Expression of EGFL7 in human arterial plaques. Human-specific anti-sense EGFL7 riboprobe labeled with [³⁵S]-UTP indicates levels of gene expression in carotid artery samples from patients 7079 (A) and 2799 (B).

Figure 6

Cell migration studies. A: Detection of EGFL7 in culture supernatant and cell extracts from HEK293 cells transfected with a His-tagged Egfl7 vector, using immunoblotting with anti-His antibody. Two days after transfection, culture supernatant (lane 1) was harvested, and cell extract was prepared (lane 2). Media (900 μl) was TCA-precipitated, and the protein detected using an horseradish peroxidase-conjugated anti-(His)₆ antibody. B: MEFs (40,000 cells) were placed on the 8-μm (1 μg/ml FN-coated) trans-well inserts and inserted into wells that contained control medium, EGFL7-conditioned, or EGFL7-depleted media, respectively.

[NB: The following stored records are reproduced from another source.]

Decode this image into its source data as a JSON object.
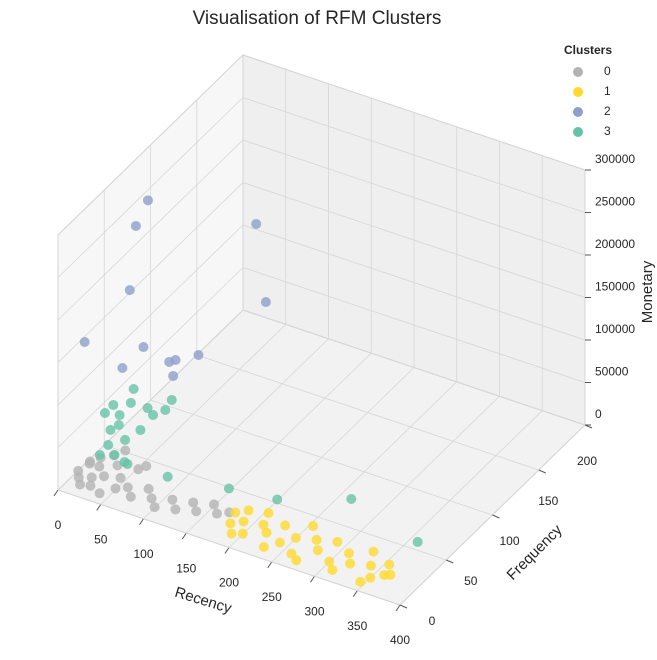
{
  "chart_data": {
    "type": "scatter3d",
    "title": "Visualisation of RFM Clusters",
    "xlabel": "Recency",
    "ylabel": "Frequency",
    "zlabel": "Monetary",
    "xlim": [
      0,
      400
    ],
    "ylim": [
      0,
      200
    ],
    "zlim": [
      0,
      300000
    ],
    "xticks": [
      0,
      50,
      100,
      150,
      200,
      250,
      300,
      350,
      400
    ],
    "yticks": [
      0,
      50,
      100,
      150,
      200
    ],
    "zticks": [
      0,
      50000,
      100000,
      150000,
      200000,
      250000,
      300000
    ],
    "grid": true,
    "legend": "upper right",
    "legend_title": "Clusters",
    "series": [
      {
        "name": "0",
        "color": "#b3b3b3",
        "x": [
          2,
          5,
          8,
          10,
          12,
          15,
          18,
          20,
          22,
          25,
          30,
          35,
          40,
          45,
          50,
          55,
          60,
          70,
          80,
          90,
          100,
          110,
          120,
          130,
          140,
          150,
          160,
          170,
          30,
          60
        ],
        "y": [
          20,
          30,
          15,
          25,
          35,
          10,
          28,
          18,
          40,
          12,
          22,
          32,
          8,
          26,
          16,
          36,
          20,
          14,
          24,
          18,
          12,
          22,
          16,
          26,
          20,
          30,
          24,
          28,
          45,
          40
        ],
        "z": [
          2000,
          3500,
          1500,
          8000,
          5000,
          1000,
          4000,
          2500,
          6000,
          800,
          3000,
          7000,
          1200,
          2000,
          1800,
          5000,
          2200,
          900,
          3000,
          1500,
          1000,
          2500,
          800,
          1800,
          1200,
          2000,
          1000,
          1500,
          9000,
          6000
        ]
      },
      {
        "name": "1",
        "color": "#ffd92f",
        "x": [
          175,
          180,
          185,
          190,
          200,
          205,
          210,
          220,
          230,
          240,
          250,
          255,
          260,
          270,
          280,
          290,
          300,
          310,
          320,
          330,
          340,
          350,
          355,
          360,
          365,
          190,
          230,
          270,
          310,
          345
        ],
        "y": [
          30,
          20,
          35,
          25,
          15,
          38,
          28,
          22,
          33,
          18,
          26,
          40,
          12,
          30,
          22,
          34,
          16,
          28,
          20,
          36,
          24,
          14,
          30,
          20,
          22,
          12,
          10,
          8,
          10,
          8
        ],
        "z": [
          1000,
          500,
          1500,
          800,
          400,
          2000,
          600,
          900,
          1200,
          300,
          700,
          1500,
          400,
          900,
          600,
          1100,
          300,
          800,
          500,
          1000,
          600,
          300,
          700,
          500,
          400,
          300,
          200,
          300,
          200,
          200
        ]
      },
      {
        "name": "2",
        "color": "#8da0cb",
        "x": [
          10,
          10,
          5,
          2,
          5,
          8,
          10,
          12,
          15,
          20,
          10,
          30
        ],
        "y": [
          88,
          75,
          73,
          27,
          65,
          85,
          111,
          116,
          138,
          106,
          205,
          197
        ],
        "z": [
          251000,
          234600,
          159600,
          146200,
          76400,
          80900,
          36500,
          34200,
          17800,
          28700,
          99300,
          22700
        ]
      },
      {
        "name": "3",
        "color": "#66c2a5",
        "x": [
          3,
          3,
          3,
          3,
          15,
          40,
          40,
          30,
          3,
          3,
          20,
          10,
          10,
          25,
          40,
          25,
          148,
          199,
          263,
          359,
          85,
          38,
          5
        ],
        "y": [
          48,
          57,
          76,
          79,
          83,
          79,
          86,
          75,
          54,
          63,
          54,
          36,
          45,
          38,
          35,
          66,
          48,
          53,
          74,
          57,
          40,
          40,
          62
        ],
        "z": [
          40800,
          40700,
          23000,
          36200,
          13600,
          24000,
          28400,
          18900,
          14500,
          10800,
          8500,
          6500,
          8700,
          9400,
          9400,
          9200,
          1000,
          0,
          0,
          0,
          2000,
          1000,
          24200
        ]
      }
    ]
  }
}
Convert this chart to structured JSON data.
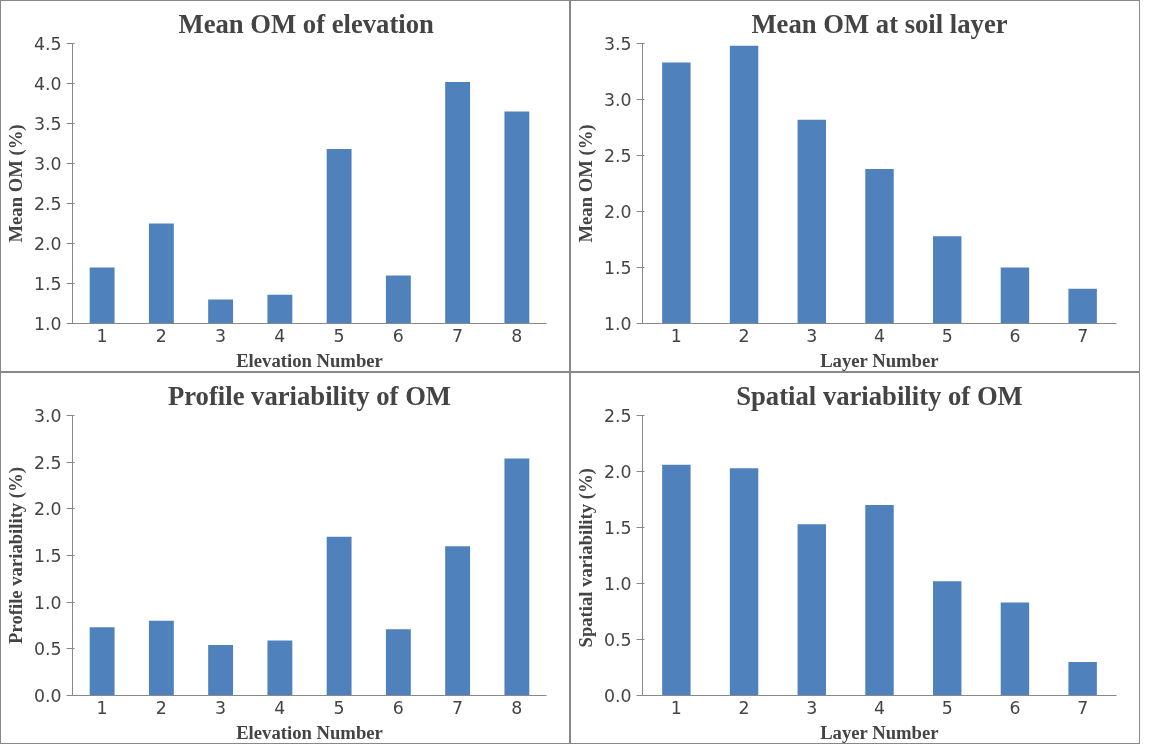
{
  "chart_data": [
    {
      "type": "bar",
      "title": "Mean OM  of elevation",
      "xlabel": "Elevation Number",
      "ylabel": "Mean OM (%)",
      "categories": [
        "1",
        "2",
        "3",
        "4",
        "5",
        "6",
        "7",
        "8"
      ],
      "values": [
        1.7,
        2.25,
        1.3,
        1.36,
        3.18,
        1.6,
        4.02,
        3.65
      ],
      "color": "#4f81bd",
      "ylim": [
        1.0,
        4.5
      ],
      "yticks": [
        {
          "value": 1.0,
          "label": "1.0"
        },
        {
          "value": 1.5,
          "label": "1.5"
        },
        {
          "value": 2.0,
          "label": "2.0"
        },
        {
          "value": 2.5,
          "label": "2.5"
        },
        {
          "value": 3.0,
          "label": "3.0"
        },
        {
          "value": 3.5,
          "label": "3.5"
        },
        {
          "value": 4.0,
          "label": "4.0"
        },
        {
          "value": 4.5,
          "label": "4.5"
        }
      ]
    },
    {
      "type": "bar",
      "title": "Mean OM at soil layer",
      "xlabel": "Layer Number",
      "ylabel": "Mean OM (%)",
      "categories": [
        "1",
        "2",
        "3",
        "4",
        "5",
        "6",
        "7"
      ],
      "values": [
        3.33,
        3.48,
        2.82,
        2.38,
        1.78,
        1.5,
        1.31
      ],
      "color": "#4f81bd",
      "ylim": [
        1.0,
        3.5
      ],
      "yticks": [
        {
          "value": 1.0,
          "label": "1.0"
        },
        {
          "value": 1.5,
          "label": "1.5"
        },
        {
          "value": 2.0,
          "label": "2.0"
        },
        {
          "value": 2.5,
          "label": "2.5"
        },
        {
          "value": 3.0,
          "label": "3.0"
        },
        {
          "value": 3.5,
          "label": "3.5"
        }
      ]
    },
    {
      "type": "bar",
      "title": "Profile variability of OM",
      "xlabel": "Elevation Number",
      "ylabel": "Profile variability (%)",
      "categories": [
        "1",
        "2",
        "3",
        "4",
        "5",
        "6",
        "7",
        "8"
      ],
      "values": [
        0.73,
        0.8,
        0.54,
        0.59,
        1.7,
        0.71,
        1.6,
        2.54
      ],
      "color": "#4f81bd",
      "ylim": [
        0.0,
        3.0
      ],
      "yticks": [
        {
          "value": 0.0,
          "label": "0.0"
        },
        {
          "value": 0.5,
          "label": "0.5"
        },
        {
          "value": 1.0,
          "label": "1.0"
        },
        {
          "value": 1.5,
          "label": "1.5"
        },
        {
          "value": 2.0,
          "label": "2.0"
        },
        {
          "value": 2.5,
          "label": "2.5"
        },
        {
          "value": 3.0,
          "label": "3.0"
        }
      ]
    },
    {
      "type": "bar",
      "title": "Spatial variability of OM",
      "xlabel": "Layer Number",
      "ylabel": "Spatial variability  (%)",
      "categories": [
        "1",
        "2",
        "3",
        "4",
        "5",
        "6",
        "7"
      ],
      "values": [
        2.06,
        2.03,
        1.53,
        1.7,
        1.02,
        0.83,
        0.3
      ],
      "color": "#4f81bd",
      "ylim": [
        0.0,
        2.5
      ],
      "yticks": [
        {
          "value": 0.0,
          "label": "0.0"
        },
        {
          "value": 0.5,
          "label": "0.5"
        },
        {
          "value": 1.0,
          "label": "1.0"
        },
        {
          "value": 1.5,
          "label": "1.5"
        },
        {
          "value": 2.0,
          "label": "2.0"
        },
        {
          "value": 2.5,
          "label": "2.5"
        }
      ]
    }
  ]
}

Eighteen hours later, cells that had migrated to the lower side of the membrane were fixed, stained, and counted. Cell migration was determined from the average cell numbers in five fields per filter (counted at ×200 magnification) each from three independent experiments, each performed in duplicate and expressed as mean ± SD. Random cell migration, ie, migration in the absence of chemoattractant, was given the arbitrary value of 100%, and results are expressed as percent of control migration. C: Migration of C167 cells in response to EGFL7 is shown. Trans-well inserts (5 μm in diameter) were coated with 0.2% bovine serum albumin. D: Migration of RVSMC in response to EGFL7 is shown. Trans-well inserts (8 μm in diameter) were coated with 0.1 mg/dl FN. Methods and statistical evaluation in C and D were as described in B.